[openstack-dev] [nova][libvirt] Deprecating the live_migration_flag and block_migration_flag config options
Mark McLoughlin
markmc at redhat.com
Fri Jan 8 18:28:45 UTC 2016
On Fri, 2016-01-08 at 14:11 +0000, Daniel P. Berrange wrote:
> On Thu, Jan 07, 2016 at 09:07:00PM +0000, Mark McLoughlin wrote:
> > On Thu, 2016-01-07 at 12:23 +0100, Sahid Orentino Ferdjaoui wrote:
> > > On Mon, Jan 04, 2016 at 09:12:06PM +0000, Mark McLoughlin wrote:
> > > > Hi
> > > >
> > > > commit 8ecf93e[1] got me thinking - the live_migration_flag config
> > > > option unnecessarily allows operators choose arbitrary behavior of the
> > > > migrateToURI() libvirt call, to the extent that we allow the operator
> > > > to configure a behavior that can result in data loss[1].
> > > >
> > > > I see that danpb recently said something similar:
> > > >
> > > > https://review.openstack.org/171098
> > > >
> > > > "Honestly, I wish we'd just kill off 'live_migration_flag' and
> > > > 'block_migration_flag' as config options. We really should not be
> > > > exposing low level libvirt API flags as admin tunable settings.
> > > >
> > > > Nova should really be in charge of picking the correct set of flags
> > > > for the current libvirt version, and the operation it needs to
> > > > perform. We might need to add other more sensible config options in
> > > > their place [..]"
> > >
> > > Nova should really handle internal flags and this serie is running in
> > > the right way.
> > >
> > > > ...
> > >
> > > > 4) Add a new config option for tunneled versus native:
> > > >
> > > > [libvirt]
> > > > live_migration_tunneled = true
> > > >
> > > > This enables the use of the VIR_MIGRATE_TUNNELLED flag.

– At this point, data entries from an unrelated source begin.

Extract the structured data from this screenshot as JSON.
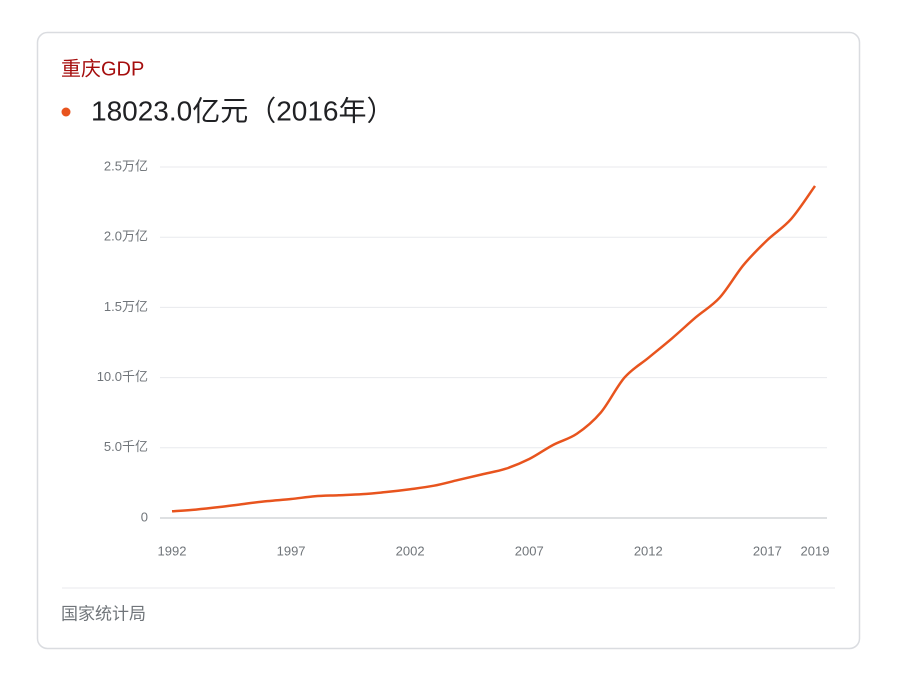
{
  "title": "重庆GDP",
  "headline": "18023.0亿元（2016年）",
  "source": "国家统计局",
  "chart_data": {
    "type": "line",
    "x": [
      1992,
      1993,
      1994,
      1995,
      1996,
      1997,
      1998,
      1999,
      2000,
      2001,
      2002,
      2003,
      2004,
      2005,
      2006,
      2007,
      2008,
      2009,
      2010,
      2011,
      2012,
      2013,
      2014,
      2015,
      2016,
      2017,
      2018,
      2019
    ],
    "series": [
      {
        "color": "#e8541e",
        "values": [
          480,
          600,
          780,
          1000,
          1200,
          1350,
          1550,
          1620,
          1700,
          1850,
          2050,
          2300,
          2700,
          3100,
          3500,
          4200,
          5200,
          6000,
          7500,
          10000,
          11400,
          12800,
          14300,
          15700,
          18023,
          19800,
          21300,
          23650
        ]
      }
    ],
    "xlim": [
      1992,
      2019
    ],
    "xticks": [
      1992,
      1997,
      2002,
      2007,
      2012,
      2017,
      2019
    ],
    "ylim": [
      0,
      25000
    ],
    "yticks": [
      0,
      {
        "value": 5000,
        "label": "5.0千亿"
      },
      {
        "value": 10000,
        "label": "10.0千亿"
      },
      {
        "value": 15000,
        "label": "1.5万亿"
      },
      {
        "value": 20000,
        "label": "2.0万亿"
      },
      {
        "value": 25000,
        "label": "2.5万亿"
      }
    ],
    "grid": true
  }
}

We have
> > > > historically defaulted to tunneled mode because it requires the
> > > > least configuration and is currently the only way to have a
> > > > secure migration channel.
> > > >
> > > > danpb's quote above continues with:
> > > >
> > > > "perhaps a "live_migration_secure_channel" to indicate that
> > > > migration must use encryption, which would imply use of
> > > > TUNNELLED flag"
> > > >
> > > > So we need to discuss whether the config option should express the
> > > > choice of tunneled vs native, or whether it should express another
> > > > choice which implies tunneled vs native.
> > > >
> > > > https://review.openstack.org/263434
> > >
> > > We probably have to consider that operator does not know much about
> > > internal libvirt flags, so options we are exposing for him should
> > > reflect benefice of using them. I commented on your review we should
> > > at least explain benefice of using this option whatever the name is.
> >
> > As predicted, plenty of discussion on this point in the review :)
> >
> > You're right that we don't give the operator any guidance in the help
> > message about how to choose true or false for this:
> >
> > Whether to use tunneled migration, where migration data is
> > transported over the libvirtd connection. If True,
> > we use the VIR_MIGRATE_TUNNELLED migration flag
> >
> > libvirt's own docs on this are here:
> >
> > https://libvirt.org/migration.html#transport
> >
> > which emphasizes:
> >
> > - the data copies involved in tunneling
> > - the extra configuration steps required for native
> > - the encryption support you get when tunneling
> >
> > The discussions I've seen on this topic wrt Nova have revolved around:
> >
> > - that tunneling allows for an encrypted transport[1]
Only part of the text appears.